The charity was envisaged as having a continuing role as regards plots it had previously disposed of. Where development land was sold off in plots without imposing a building scheme, it was likely that the developer would wish to retain exclusive power to give or withhold consent to a modification or relaxation of a restriction on building imposed on each purchaser; unfettered by the need to obtain the consent of every subsequent purchaser to whom (after imposing the covenant) he had sold off other plots on the development land. If it were otherwise he would create a situation in which the ability of a purchaser of one plot to enforce covenants against the owner of another plot depended on the order in which the plots had been sold off: Crest Nicholson Residential (South) Ltd v McAllister [2004] EWCA Civ 410; [2004] PLSCS 81; [2004] 1 WLR 2409 considered.
(3) The general principle of law was that, if one person agreed to confer a particular benefit on another, they must not do anything which substantially deprived the other of the enjoyment of that benefit. In the case of a lease or tenancy agreement, what had been granted was the right to exclusive possession of the land on the terms of the lease or tenancy. If a landlord exercised rights in accordance with the terms of the lease or tenancy that could not amount to a derogation from grant, because those rights were part of the grant itself.
Similarly, the exercise by the charity of a power granted by the Third Schedule itself could not amount to a derogation from any grant of the benefit of the covenants given in that schedule. In any event, there was no question of redevelopment of No 444 in accordance with the deed of modification having such a serious effect on Number 432 as to give rise to a derogation from grant. When the charity sold No 432, the purchaser acquired a plot of land with the ability to build a house on it. The proposed redevelopment of No 444 would have no physical impact on No 432, nor make it difficult to live there. The planning officer considered that the redevelopment would respect the pattern and rhythm of the neighbouring area and would not harm the appearance of the street scene: Mayner v Payne [1914] 2 Ch 555, Rees v Peters [2011] EWCA Civ 836; [2011] PLSCS 191; [2011] 2 P&CR 18 and Earl of Plymouth v Rees [2020] EWCA Civ 816; [2020] PLSCS 130; [2020] 4 WLR 105 considered.

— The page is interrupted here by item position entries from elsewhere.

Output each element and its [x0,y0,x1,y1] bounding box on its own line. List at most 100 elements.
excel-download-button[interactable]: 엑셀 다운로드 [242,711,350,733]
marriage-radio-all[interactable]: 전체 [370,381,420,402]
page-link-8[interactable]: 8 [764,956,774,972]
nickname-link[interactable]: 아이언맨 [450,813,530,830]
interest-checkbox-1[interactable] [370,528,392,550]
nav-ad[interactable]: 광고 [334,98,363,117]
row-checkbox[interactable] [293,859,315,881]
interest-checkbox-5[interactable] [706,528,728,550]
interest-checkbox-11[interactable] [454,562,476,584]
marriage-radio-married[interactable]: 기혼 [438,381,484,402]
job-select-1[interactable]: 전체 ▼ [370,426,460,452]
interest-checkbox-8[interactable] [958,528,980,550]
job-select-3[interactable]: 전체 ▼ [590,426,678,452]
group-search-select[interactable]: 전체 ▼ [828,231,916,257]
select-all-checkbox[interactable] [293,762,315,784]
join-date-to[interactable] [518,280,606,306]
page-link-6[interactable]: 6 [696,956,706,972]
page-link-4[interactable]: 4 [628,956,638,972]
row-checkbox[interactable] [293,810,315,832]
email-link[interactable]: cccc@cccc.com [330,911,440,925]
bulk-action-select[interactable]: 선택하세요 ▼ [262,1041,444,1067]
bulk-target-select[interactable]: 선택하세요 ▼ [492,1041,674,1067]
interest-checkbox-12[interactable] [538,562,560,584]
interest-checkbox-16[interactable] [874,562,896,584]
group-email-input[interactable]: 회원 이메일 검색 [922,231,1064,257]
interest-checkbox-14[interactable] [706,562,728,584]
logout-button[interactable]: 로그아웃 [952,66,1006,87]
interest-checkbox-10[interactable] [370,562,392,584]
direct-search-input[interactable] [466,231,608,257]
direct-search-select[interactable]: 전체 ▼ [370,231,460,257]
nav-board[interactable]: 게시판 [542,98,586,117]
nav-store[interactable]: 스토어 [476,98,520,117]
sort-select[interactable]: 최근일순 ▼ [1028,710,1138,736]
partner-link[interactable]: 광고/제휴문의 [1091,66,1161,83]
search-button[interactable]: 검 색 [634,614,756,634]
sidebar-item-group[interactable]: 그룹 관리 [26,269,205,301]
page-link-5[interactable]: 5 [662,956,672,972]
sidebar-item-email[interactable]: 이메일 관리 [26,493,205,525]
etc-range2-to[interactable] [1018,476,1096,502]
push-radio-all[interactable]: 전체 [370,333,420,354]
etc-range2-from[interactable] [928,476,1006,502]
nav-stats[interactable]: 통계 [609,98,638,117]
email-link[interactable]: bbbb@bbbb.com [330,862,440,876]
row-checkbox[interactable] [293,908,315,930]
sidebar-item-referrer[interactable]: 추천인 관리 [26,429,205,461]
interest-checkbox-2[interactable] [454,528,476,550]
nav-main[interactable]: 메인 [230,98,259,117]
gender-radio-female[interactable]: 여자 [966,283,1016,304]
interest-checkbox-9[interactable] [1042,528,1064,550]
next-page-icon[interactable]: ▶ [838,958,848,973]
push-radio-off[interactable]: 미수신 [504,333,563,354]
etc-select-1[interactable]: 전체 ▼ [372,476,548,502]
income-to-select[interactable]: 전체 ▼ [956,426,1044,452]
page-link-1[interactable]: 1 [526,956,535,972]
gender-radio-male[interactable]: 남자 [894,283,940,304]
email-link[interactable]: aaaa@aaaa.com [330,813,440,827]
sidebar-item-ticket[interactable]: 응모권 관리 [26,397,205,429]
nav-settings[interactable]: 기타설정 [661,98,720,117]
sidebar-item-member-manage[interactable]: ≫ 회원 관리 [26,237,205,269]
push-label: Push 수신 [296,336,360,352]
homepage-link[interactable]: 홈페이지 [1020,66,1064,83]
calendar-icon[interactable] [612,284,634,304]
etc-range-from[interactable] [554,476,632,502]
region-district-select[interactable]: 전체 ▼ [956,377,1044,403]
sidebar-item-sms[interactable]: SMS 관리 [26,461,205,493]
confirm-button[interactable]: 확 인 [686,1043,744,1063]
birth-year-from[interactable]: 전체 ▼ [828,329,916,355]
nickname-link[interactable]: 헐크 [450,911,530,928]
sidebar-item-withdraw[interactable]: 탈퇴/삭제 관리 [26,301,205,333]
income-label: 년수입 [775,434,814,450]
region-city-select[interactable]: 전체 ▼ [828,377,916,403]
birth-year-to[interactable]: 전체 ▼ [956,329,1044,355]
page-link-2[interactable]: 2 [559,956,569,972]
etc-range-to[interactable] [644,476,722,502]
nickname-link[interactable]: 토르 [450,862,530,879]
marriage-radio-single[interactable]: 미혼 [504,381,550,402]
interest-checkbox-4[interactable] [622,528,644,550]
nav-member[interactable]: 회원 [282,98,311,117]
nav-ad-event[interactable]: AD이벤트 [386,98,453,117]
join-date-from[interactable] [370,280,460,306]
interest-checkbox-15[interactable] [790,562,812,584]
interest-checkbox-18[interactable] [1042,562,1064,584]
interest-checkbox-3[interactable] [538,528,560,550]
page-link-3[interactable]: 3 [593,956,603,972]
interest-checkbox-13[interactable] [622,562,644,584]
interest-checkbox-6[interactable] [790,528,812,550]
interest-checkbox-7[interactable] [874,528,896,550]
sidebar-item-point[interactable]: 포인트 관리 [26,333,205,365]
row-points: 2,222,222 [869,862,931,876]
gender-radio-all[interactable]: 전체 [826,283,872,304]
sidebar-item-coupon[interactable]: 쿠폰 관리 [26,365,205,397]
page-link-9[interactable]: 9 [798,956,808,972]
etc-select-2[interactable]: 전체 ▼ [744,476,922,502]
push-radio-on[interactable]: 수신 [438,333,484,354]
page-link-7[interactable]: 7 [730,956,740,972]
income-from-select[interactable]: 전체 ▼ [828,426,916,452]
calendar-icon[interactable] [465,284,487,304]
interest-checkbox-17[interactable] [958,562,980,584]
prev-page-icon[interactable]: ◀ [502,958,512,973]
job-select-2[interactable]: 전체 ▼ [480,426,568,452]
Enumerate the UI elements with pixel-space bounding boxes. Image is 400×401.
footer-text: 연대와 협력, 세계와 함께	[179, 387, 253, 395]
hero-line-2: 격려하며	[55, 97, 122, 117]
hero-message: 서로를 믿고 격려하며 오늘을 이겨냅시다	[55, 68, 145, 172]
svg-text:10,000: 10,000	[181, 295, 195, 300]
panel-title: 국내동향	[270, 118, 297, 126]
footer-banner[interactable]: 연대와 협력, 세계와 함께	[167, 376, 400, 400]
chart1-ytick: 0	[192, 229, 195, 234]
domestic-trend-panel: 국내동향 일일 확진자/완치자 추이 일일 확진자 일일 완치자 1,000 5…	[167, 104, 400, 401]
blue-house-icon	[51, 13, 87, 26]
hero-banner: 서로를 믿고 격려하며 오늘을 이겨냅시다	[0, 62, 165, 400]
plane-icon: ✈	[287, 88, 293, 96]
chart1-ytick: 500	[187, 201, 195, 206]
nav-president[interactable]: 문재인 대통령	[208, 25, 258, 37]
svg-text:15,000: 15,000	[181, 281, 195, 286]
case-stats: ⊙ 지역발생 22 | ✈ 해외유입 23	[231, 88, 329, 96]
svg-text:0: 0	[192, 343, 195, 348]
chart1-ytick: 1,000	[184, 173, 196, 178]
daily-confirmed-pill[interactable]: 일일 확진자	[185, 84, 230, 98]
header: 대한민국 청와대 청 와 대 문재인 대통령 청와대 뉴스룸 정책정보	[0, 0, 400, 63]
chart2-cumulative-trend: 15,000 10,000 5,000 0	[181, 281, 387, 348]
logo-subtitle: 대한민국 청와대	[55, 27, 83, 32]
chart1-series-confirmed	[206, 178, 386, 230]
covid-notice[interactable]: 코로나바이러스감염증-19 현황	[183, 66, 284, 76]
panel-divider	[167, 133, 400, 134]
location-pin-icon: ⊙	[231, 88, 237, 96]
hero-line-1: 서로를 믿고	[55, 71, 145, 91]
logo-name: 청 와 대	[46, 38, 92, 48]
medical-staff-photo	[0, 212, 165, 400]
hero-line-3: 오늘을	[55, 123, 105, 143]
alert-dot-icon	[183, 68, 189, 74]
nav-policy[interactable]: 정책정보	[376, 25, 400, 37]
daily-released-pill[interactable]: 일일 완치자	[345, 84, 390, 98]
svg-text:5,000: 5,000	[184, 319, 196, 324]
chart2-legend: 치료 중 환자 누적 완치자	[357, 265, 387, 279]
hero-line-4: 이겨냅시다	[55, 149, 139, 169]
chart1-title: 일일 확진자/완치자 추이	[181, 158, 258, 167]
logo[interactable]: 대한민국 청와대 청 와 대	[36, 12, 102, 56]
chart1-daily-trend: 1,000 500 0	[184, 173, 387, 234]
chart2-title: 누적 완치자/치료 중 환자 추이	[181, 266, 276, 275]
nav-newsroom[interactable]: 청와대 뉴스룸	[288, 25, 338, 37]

(4) Accordingly, the second part of paragraph 11 empowered the charity to waive or release covenants given in that schedule so that, if the deed of modification was executed, development of No 444 in accordance with it would involve neither a breach of covenant nor a derogation from grant.
Mark Warwick KC and Henry Moore (instructed by Wellers Law Group LLP) appeared for the appellant; Carl Fain and Richard Miller (instructed by Davitt Jones Bould) appeared for the respondents.